"Kannst du nicht schlafen?"

Translation:Can you not sleep?

December 25, 2014

22 Comments
This discussion is locked.


https://www.duolingo.com/profile/hnsalama

can't you sleep & can you not sleep are not the same in English... I don't understand this sentence


https://www.duolingo.com/profile/bobyrev

I agree with you. Can someone kindly explain what does really the sentence "Kannst du nicht schlafen" mean?

(1) Is one asked if he is able (and ready) to spend a certain period without sleeping (e.g. in order to work extra time urgently) (2) or the querist wonders about one's possible problems with sleeping (e.g. insomnia)?

In Russian it sounds: (1) Можешь ли ты не спать? or Ты можешь не спать? (2) Ты не можешь спать (заснуть)? And these are quite different meanings.

Thank you.


https://www.duolingo.com/profile/DonMartin1

In English, "can" normally refers to ability. If a person cannot sleep, that means something is wrong, something removed his ability to sleep, as in your (2). Your (1) is more like "Will you not sleep?" or "Won't you sleep?" - asking if it is the person's intention to stay awake.

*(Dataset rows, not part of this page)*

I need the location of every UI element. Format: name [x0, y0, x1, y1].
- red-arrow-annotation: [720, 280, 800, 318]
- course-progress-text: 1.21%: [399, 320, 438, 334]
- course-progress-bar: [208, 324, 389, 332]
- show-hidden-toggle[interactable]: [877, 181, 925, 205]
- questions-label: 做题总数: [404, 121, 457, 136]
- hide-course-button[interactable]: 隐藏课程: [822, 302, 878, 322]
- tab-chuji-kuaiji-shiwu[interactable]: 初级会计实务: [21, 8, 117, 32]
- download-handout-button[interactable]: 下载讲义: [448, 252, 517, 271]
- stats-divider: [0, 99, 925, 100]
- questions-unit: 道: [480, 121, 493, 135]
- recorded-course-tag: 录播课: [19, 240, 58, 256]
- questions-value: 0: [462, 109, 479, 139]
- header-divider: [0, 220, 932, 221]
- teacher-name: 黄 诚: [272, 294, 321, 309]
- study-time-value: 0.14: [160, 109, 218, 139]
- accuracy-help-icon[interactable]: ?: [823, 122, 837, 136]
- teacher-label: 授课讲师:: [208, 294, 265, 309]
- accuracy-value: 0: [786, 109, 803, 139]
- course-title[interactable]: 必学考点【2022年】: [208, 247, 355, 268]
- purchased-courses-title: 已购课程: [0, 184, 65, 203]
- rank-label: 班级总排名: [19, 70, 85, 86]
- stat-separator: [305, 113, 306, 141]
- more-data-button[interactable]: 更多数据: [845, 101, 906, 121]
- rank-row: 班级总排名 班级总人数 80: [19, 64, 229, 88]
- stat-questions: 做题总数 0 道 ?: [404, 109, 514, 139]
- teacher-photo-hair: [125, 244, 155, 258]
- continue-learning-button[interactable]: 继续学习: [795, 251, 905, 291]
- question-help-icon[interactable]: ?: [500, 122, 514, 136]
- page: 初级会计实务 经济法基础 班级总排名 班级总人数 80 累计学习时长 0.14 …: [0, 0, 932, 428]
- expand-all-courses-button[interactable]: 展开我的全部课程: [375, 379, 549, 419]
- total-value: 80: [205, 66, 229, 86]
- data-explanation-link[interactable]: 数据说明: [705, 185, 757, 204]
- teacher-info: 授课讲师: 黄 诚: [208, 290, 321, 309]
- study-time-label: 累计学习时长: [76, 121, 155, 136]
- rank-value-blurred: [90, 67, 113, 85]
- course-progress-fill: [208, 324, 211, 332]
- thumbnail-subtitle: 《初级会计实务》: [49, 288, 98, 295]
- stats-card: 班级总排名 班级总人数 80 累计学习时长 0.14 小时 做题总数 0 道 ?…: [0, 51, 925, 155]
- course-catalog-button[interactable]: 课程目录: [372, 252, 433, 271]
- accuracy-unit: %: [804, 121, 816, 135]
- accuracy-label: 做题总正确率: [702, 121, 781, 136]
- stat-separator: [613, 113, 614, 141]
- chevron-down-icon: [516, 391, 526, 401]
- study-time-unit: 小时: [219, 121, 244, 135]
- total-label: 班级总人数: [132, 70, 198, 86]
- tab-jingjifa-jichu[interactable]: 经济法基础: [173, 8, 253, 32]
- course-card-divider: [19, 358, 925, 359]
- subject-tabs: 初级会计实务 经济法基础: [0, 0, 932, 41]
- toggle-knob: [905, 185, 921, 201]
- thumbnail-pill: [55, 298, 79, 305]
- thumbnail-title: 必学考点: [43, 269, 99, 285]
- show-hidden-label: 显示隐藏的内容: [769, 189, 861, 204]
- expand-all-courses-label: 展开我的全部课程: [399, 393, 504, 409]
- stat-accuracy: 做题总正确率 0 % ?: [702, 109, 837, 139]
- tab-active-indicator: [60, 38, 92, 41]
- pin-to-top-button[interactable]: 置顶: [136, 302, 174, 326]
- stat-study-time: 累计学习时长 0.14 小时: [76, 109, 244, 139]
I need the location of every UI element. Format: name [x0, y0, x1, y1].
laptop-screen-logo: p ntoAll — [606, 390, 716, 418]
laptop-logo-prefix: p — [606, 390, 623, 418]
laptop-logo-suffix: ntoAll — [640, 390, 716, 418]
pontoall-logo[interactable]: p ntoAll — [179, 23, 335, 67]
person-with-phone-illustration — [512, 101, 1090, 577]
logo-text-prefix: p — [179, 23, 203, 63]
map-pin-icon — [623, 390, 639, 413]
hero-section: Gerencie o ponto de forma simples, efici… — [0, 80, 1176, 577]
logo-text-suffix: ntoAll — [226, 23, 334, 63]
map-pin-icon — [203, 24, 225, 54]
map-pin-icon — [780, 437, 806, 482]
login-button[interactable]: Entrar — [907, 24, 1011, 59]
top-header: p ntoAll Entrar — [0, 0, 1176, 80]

https://www.duolingo.com/profile/kamilitsa

now it would be great if someone explained it in German as well :) how would you say the sentence with the first meaning?


https://www.duolingo.com/profile/mizinamo

The German can mean either of them, but usually means (2).

For (1), a clearer wording would be Ist es dir möglich, nicht zu schlafen? (Is it possible for you to not sleep?) or Kannst du ohne Schlaf auskommen? (Can you manage without sleep?).


https://www.duolingo.com/profile/Jussel11

Other ideas by me: Kannst du die Nacht durchmachen?/Kannst du auf bleiben?/Kannst du wach bleiben?(Can you stay awake?) Even Kannst du nicht schlafen? but then stressed on the "nicht" and with a short break between "du" and "nicht". So you won't write it.

Referring to your second sentence I would say it without "können", just: "Kommst du ohne Schlaf aus?" It is not wrong, but in language shorter is usually better. The verb "auskommen"(google: "get by") already contains the aspect of possibility. Other word: zurechtkommen (speak like: zu Recht kommen). means the same.


https://www.duolingo.com/profile/Jezolk

"Cannot sleep?" Is a correct colloquial Form in my opinion


https://www.duolingo.com/profile/amanda_show

As a native speaker, that sounds too formal and a little strange. "Can't sleep?" sounds more normal.


https://www.duolingo.com/profile/PaulKlenk

However, "can't" is a contraction for "cannot." Consequently, the meaning appears identical.


https://www.duolingo.com/profile/PaulKlenk

Just for discussion only, I used an online translation entering the following English: Can you not sleep? Mind you, this is online translation only. But, the results were as follows: Kannst du nicht schlafen.


https://www.duolingo.com/profile/MattieCF

Why is the subject "du" but schlafen is not in the "du" form while "kannst" is in the "du" form?


https://www.duolingo.com/profile/LFke4rs932

That's the whole point. This is how every modal verb is treated. "Can sleep" is the modal/main verb pair. The modal verb gets conjugated and the main verb gets rendered in infinitive form and put to the end of the sentence.


https://www.duolingo.com/profile/lucas766990

Why did it allow cannot you sleep. No one says that.


https://www.duolingo.com/profile/SaeedMahjoori

As I saw in comments, this is like Can't you sleep?(Do you have insomnia? e.g.) But I wrote Can you not sleep (and listen to me? e.g.) and it was marked corrected. Which one is true about this case? And how to say the other in German?


https://www.duolingo.com/profile/Eliashack

you cannot sleep? why is this wrong?


https://www.duolingo.com/profile/mizinamo

That's not the right word order for a regular question sentence in English -- the verb has to come at the beginning, as "Can you not sleep?" or "Can't you sleep?".


https://www.duolingo.com/profile/kitt-cat

Why is "You can't sleep?" incorrect? Reported, but I'd like to know if I was right to report or not :)


https://www.duolingo.com/profile/Felipe_Silver

Because it is a question, the verb has to come before the pronoun. "Can't you sleep?"


https://www.duolingo.com/profile/markyria1

If i said "kannst du shlafen nicht" would it be wrong? >.<


https://www.duolingo.com/profile/mizinamo

Yes, it would be wrong -- nicht goes to the end of a sentence but infinitives such as schlafen go even more to the end of a sentence :) So the schlafen "wins".